Friday, November 8, 2024

Artificial Intelligence Regulation – Disjointed, and Too Soon

Over the past three months, there have been several reports on how, or even whether, AI should be legally constrained.  What did they say?

On the issue of its largest supplier, there was “As Regulators Close In, Nvidia Scrambles for a Response” (Tripp Mickle and David McCabe, The New York Times, August 6th).  It’s not surprising that this company, which not only is doing a gigantic amount of business but “by the end of last year… had more than a 90 percent share of (AI-building) chips sold around the world,” had drawn “government scrutiny.”  It has come from China, the United Kingdom, and the European Union as well as the United States Justice Department, causing Nvidia to start “developing a strategy to respond to government interest.”  Although, per a tech research firm CEO, “there’s no evidence they’re doing anything monopolistic or anticompetitive,” “the conditions are right because of their market leadership,” and “in the wake of complaints about Nvidia’s chokehold on the market, Washington’s concerns have shifted from China to competition, with everyone from start-up founders to Elon Musk grumbling about the company’s influence.”  It will not be easy for either the company or the governments.

Meanwhile, “A California Bill to Regulate A.I. Causes Alarm in Silicon Valley” (Cade Metz and Cecilia Kang, The New York Times, August 14th).  The legislation “that could impose restrictions on artificial intelligence,” was then “still winding its way through the state capital,” and “would require companies to test the safety of powerful A.I. technologies before releasing them to the public.”  It could also, per its opposition, “choke the progress of technologies that promise to increase worker productivity, improve health care and fight climate change” and are in their infancies, pointing toward real uncertainty in how they will affect people.  Per leginfo.com, it was vetoed by state governor Gavin Newsom, who said “by focusing only on the most expensive and large-scale models, SB 1047 establishes a regulatory framework that could give the public a false sense of security about controlling this fast-moving technology.  Smaller, specialized models may emerge as equally or even more dangerous than the models targeted by SB 1047 - at the potential expense of curtailing the very innovation that fuels advancement in favor of the public good.”  Expect a different but related bill in California soon.

A thoughtful overview, “Risks and regulations,” came out in the August 24th Economist.  It stated that “artificial intelligence needs regulation.  But what kind, and how much?,” and came up with various ideas.  It started with the point that AI’s “best-known risk is embodied by the killer robots in the “Terminator” films – the idea that AI will turn against its human creators,” the kind of risk that some people think is “largely speculative,” and others think is less important than “real risks posed by AI that exist today, such as bias, discrimination, AI-generated disinformation and violation of intellectual-property rights.”  With Chinese authorities most wanting to “control the flow of information” and the European Union’s now-the-law AI Act which “is mostly a product-safety document which regulates applications of the technology according to how risky they are,” “different governments take different approaches to regulating AI.”  Combined with most American legislation being from states, international and even national accord seem a long way off.

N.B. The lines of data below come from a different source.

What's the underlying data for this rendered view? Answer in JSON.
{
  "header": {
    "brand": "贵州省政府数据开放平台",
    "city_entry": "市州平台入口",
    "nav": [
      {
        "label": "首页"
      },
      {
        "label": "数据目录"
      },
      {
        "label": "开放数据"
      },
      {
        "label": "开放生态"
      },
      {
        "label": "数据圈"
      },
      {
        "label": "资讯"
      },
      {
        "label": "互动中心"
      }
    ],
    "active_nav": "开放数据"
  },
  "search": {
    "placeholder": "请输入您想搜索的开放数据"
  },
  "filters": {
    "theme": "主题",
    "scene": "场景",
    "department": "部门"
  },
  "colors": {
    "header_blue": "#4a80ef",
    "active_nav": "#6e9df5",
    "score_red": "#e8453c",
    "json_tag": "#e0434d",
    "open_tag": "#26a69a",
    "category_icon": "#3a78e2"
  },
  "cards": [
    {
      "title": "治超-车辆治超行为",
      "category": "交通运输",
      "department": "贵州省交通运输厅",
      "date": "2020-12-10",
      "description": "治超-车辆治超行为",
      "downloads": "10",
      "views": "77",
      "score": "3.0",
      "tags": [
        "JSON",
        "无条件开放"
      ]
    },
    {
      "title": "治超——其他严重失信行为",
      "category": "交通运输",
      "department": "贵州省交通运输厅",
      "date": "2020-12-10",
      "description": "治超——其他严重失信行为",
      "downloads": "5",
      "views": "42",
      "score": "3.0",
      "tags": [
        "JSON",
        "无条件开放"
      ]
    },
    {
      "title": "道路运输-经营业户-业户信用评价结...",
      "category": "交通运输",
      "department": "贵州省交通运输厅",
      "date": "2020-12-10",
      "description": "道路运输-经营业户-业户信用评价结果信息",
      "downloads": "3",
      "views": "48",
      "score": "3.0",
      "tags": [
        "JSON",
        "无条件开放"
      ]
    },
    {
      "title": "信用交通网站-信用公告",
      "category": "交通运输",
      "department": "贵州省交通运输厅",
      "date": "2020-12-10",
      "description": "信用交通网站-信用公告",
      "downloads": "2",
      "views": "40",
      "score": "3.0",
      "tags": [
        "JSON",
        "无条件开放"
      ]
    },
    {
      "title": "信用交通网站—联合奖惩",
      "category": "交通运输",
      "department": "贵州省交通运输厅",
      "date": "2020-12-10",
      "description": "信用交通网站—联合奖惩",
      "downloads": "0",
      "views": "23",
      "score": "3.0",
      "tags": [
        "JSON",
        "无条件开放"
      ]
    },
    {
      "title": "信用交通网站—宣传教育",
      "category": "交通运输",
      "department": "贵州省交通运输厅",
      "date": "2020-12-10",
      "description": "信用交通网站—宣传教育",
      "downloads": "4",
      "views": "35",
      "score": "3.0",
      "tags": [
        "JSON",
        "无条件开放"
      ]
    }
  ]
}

What can we gain from “Rethinking ‘Checks and Balances’ for the A.I. Age” (Steve Lohr, The New York Times, September 24th)?  Recalling the Federalist Papers, a Stanford University project, now with 12 essays known as the Digitalist Papers, “contends that today is a broadly similar historical moment of economic and political upheaval that calls for a rethinking of society’s institutional arrangements.”  The writings’ “overarching concern” is that “a powerful new technology… explodes onto the scene and threatens to transform, for better or worse, all legacy social institutions,” therefore “citizens need to be more involved in determining how to regulate and incorporate A.I. into their lives.”  This effort seems designed to be a starting point, as, before, we have no more idea how, if it meets its high-importance expectations, AI will affect society than we did about cars in 1900.

Overall, per Garrison Lovely in the September 29th New York Times, it may be that “Laws Need to Catch Up to Artificial Intelligence’s Unique Risks.”  Or not.  Over the past year, OpenAI has been in controversy about its safety practices, and, per Lovely, federal “protections are essential for an industry that works so closely with such exceptionally risky technology.”  As before, we do not have enough agreement between governments to do that now, but the day will come.  Sooner?  Later?  We do not know, but someday, we hope, we can get together on this potentially critical issue.